The sewer pipes in question are 100 years old and the city says work is two weeks behind schedule. The contractor is supposed to have workers on site from 7 a.m. to 7 p.m. during the week, but merchants say crews rarely start early and often finish late.
Projet Montreal interim Leader Luc Ferrandez has also spoken out about the work site, saying the management of infrastructure projects like the one on Peel St. needs to be improved..
The city says that if delays continue on the peel street construction, the company responsible could face fines of up to $9,000 a day.

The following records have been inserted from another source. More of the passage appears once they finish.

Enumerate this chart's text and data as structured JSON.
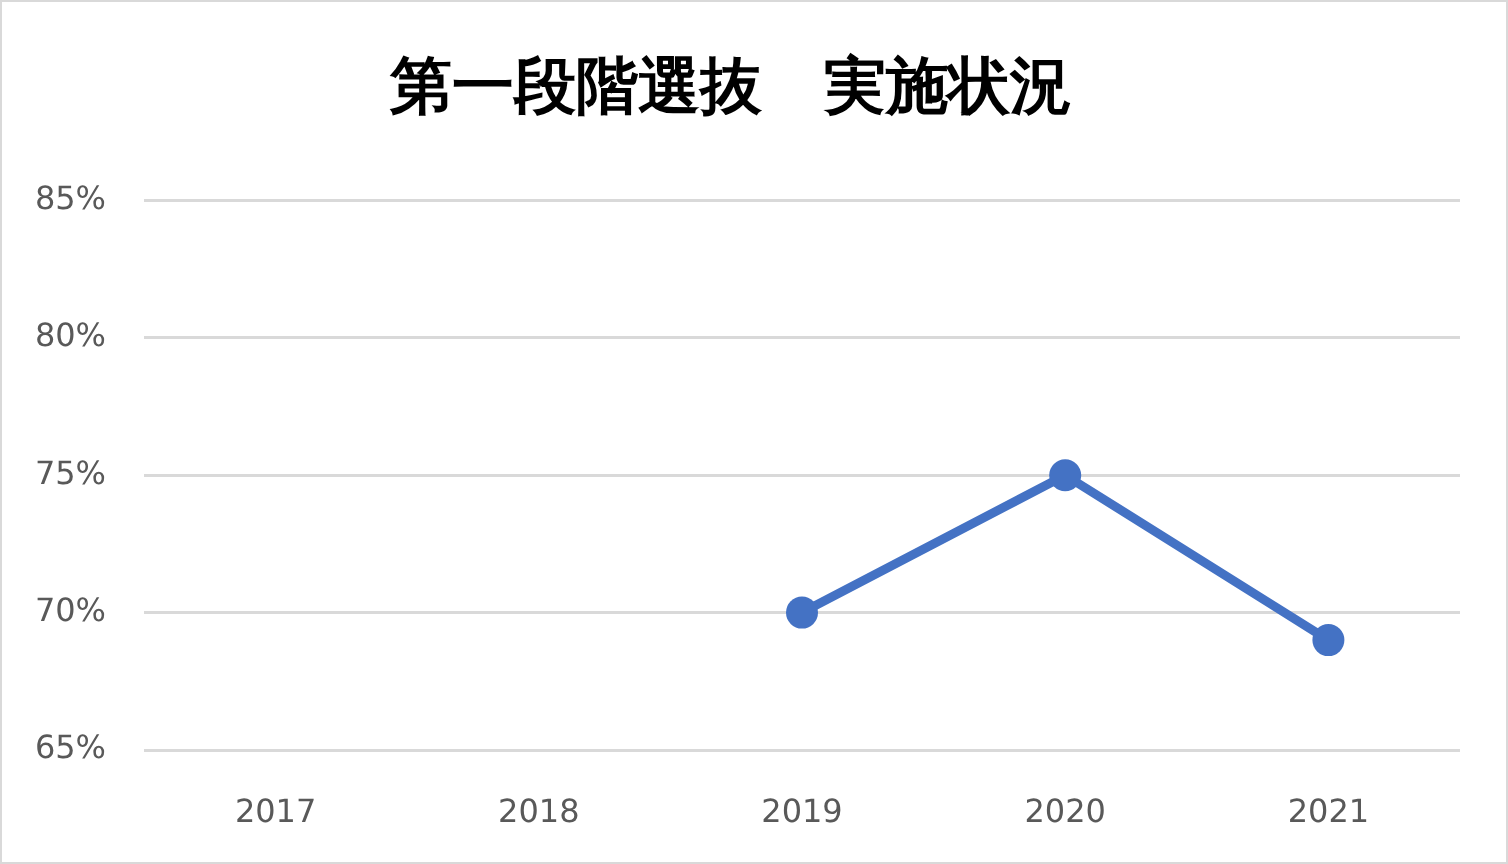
{
  "chart_data": {
    "type": "line",
    "title": "第一段階選抜　実施状況",
    "categories": [
      "2017",
      "2018",
      "2019",
      "2020",
      "2021"
    ],
    "series": [
      {
        "color": "#4472c4",
        "values": [
          null,
          null,
          70,
          75,
          69
        ]
      }
    ],
    "ylim": [
      65,
      85
    ],
    "yticks": [
      {
        "value": 65,
        "label": "65%"
      },
      {
        "value": 70,
        "label": "70%"
      },
      {
        "value": 75,
        "label": "75%"
      },
      {
        "value": 80,
        "label": "80%"
      },
      {
        "value": 85,
        "label": "85%"
      }
    ],
    "grid": "y",
    "legend": false,
    "marker": "circle",
    "line_style": "solid"
  }
}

“They're not doing as much as they should be, as we want them to do. We’ve spoken to the entrepreneur. a lot of it could be in terms of how he's organized his work. It’s something that we can't tolerate, that we won't tolerate,” said Lionel Perez, who is responsible for infrastructure on Montreal’s executive committee.
The contractor was not available for comment, but the city says the work is scheduled for completion in the fall.
The merchants fear that won't be the end of their troubles though, because work still has to be done on Peel between de Maisonneuve and Sherbrooke, which could mean orange cones and road blocks until the spring.